Now, that doesn't mean that the administration minded terribly if a
bunch of e-mails managed to conveniently disappear. Remember,
though, that along with any damning e-mails are messages that the
WH would undoubtedly want to brandish in public to show that it was
"on the case" about one thing or another.
I vote incompetence as the real culprit. Which isn't a terribly
comforting thought in a nuclear-armed government...

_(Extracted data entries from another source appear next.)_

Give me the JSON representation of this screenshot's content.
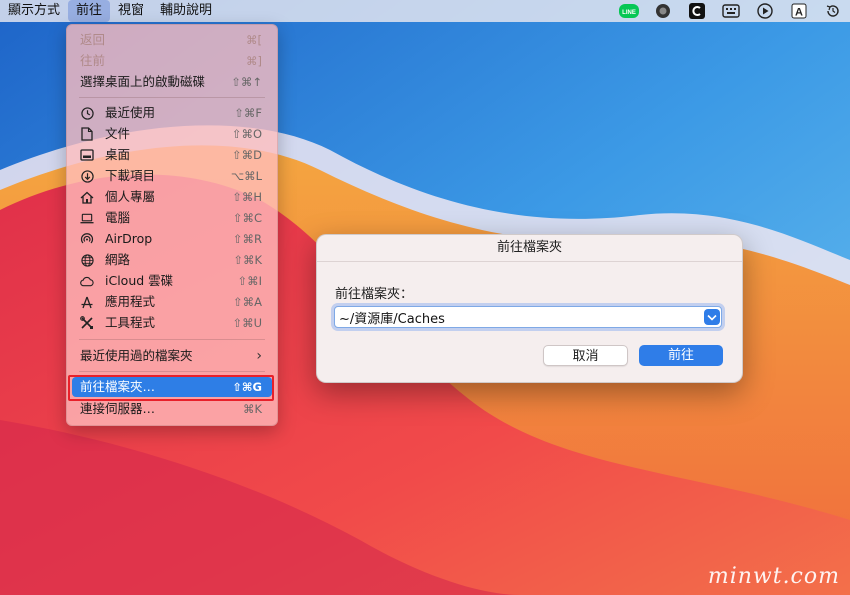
{
  "menubar": {
    "items": [
      {
        "label": "顯示方式",
        "active": false
      },
      {
        "label": "前往",
        "active": true
      },
      {
        "label": "視窗",
        "active": false
      },
      {
        "label": "輔助說明",
        "active": false
      }
    ],
    "tray": [
      {
        "icon": "line-app-icon",
        "text": "LINE",
        "color": "#06c755"
      },
      {
        "icon": "record-icon"
      },
      {
        "icon": "clipboard-app-icon"
      },
      {
        "icon": "keyboard-icon"
      },
      {
        "icon": "play-icon"
      },
      {
        "icon": "input-method-icon",
        "text": "A"
      },
      {
        "icon": "time-machine-icon"
      }
    ]
  },
  "menu": {
    "items": [
      {
        "label": "返回",
        "shortcut": "⌘[",
        "disabled": true
      },
      {
        "label": "往前",
        "shortcut": "⌘]",
        "disabled": true
      },
      {
        "label": "選擇桌面上的啟動磁碟",
        "shortcut": "⇧⌘↑"
      },
      {
        "label": "最近使用",
        "shortcut": "⇧⌘F",
        "icon": "clock-icon"
      },
      {
        "label": "文件",
        "shortcut": "⇧⌘O",
        "icon": "document-icon"
      },
      {
        "label": "桌面",
        "shortcut": "⇧⌘D",
        "icon": "desktop-icon"
      },
      {
        "label": "下載項目",
        "shortcut": "⌥⌘L",
        "icon": "download-icon"
      },
      {
        "label": "個人專屬",
        "shortcut": "⇧⌘H",
        "icon": "home-icon"
      },
      {
        "label": "電腦",
        "shortcut": "⇧⌘C",
        "icon": "laptop-icon"
      },
      {
        "label": "AirDrop",
        "shortcut": "⇧⌘R",
        "icon": "airdrop-icon"
      },
      {
        "label": "網路",
        "shortcut": "⇧⌘K",
        "icon": "globe-icon"
      },
      {
        "label": "iCloud 雲碟",
        "shortcut": "⇧⌘I",
        "icon": "cloud-icon"
      },
      {
        "label": "應用程式",
        "shortcut": "⇧⌘A",
        "icon": "applications-icon"
      },
      {
        "label": "工具程式",
        "shortcut": "⇧⌘U",
        "icon": "utilities-icon"
      },
      {
        "label": "最近使用過的檔案夾",
        "shortcut": "›"
      },
      {
        "label": "前往檔案夾…",
        "shortcut": "⇧⌘G",
        "highlighted": true
      },
      {
        "label": "連接伺服器…",
        "shortcut": "⌘K"
      }
    ]
  },
  "dialog": {
    "title": "前往檔案夾",
    "label": "前往檔案夾：",
    "path_value": "~/資源庫/Caches",
    "cancel_label": "取消",
    "go_label": "前往",
    "accent": "#2f7de8"
  },
  "watermark": "minwt.com",
  "colors": {
    "highlight_box": "#e8202a",
    "menu_highlight": "#2e7ee6"
  }
}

Good God. I have every email entering or leaving my account
archived for the last five years. They all get backed up when our
network backs up, too (I believe every night). And this all happens
without me having to do a damn thing other than drop an email into
the archive folder when I'm done with it (actually easier than
"deleting" it).
And yeah, its Outlook.
Good God. I have every email entering or leaving my account
archived for the last five years. They all get backed up when our
network backs up, too (I believe every night). And this all happens
without me having to do a damn thing other than drop an email into
the archive folder when I'm done with it (actually easier than
"deleting" it).
The big problem of archiving multi-millions of e-mails is not
saving them, but retrieving them. I can see a format change
screwing things up big time--especially in an IT-challenged climate
like the White House. Essentially, the identifying information for
each message has to be stored into a database, and it's not
difficult to believe that an archive partly in Notes and partly in
Outlook would be a freakin' mess.
I don't know if it's still ongoing, but there is a big federal
employment discrimination case in New York that delved deeply into
this question in the context of pretrial discovery. The employer
(UBS Warburg, I believe) was complaining about the enormous cost
and time involved in retrieving the relative handful of relevant
e-mail messages and was trying to stick the former employee with
the cost of having experts retrieve them.
I'm not saying that the White House is blameless, but I doubt we're
dealing with a Nixon Tapes issue here.
Evil or Stupid? Stupid or Evil? It's amazing how you can never quite tell.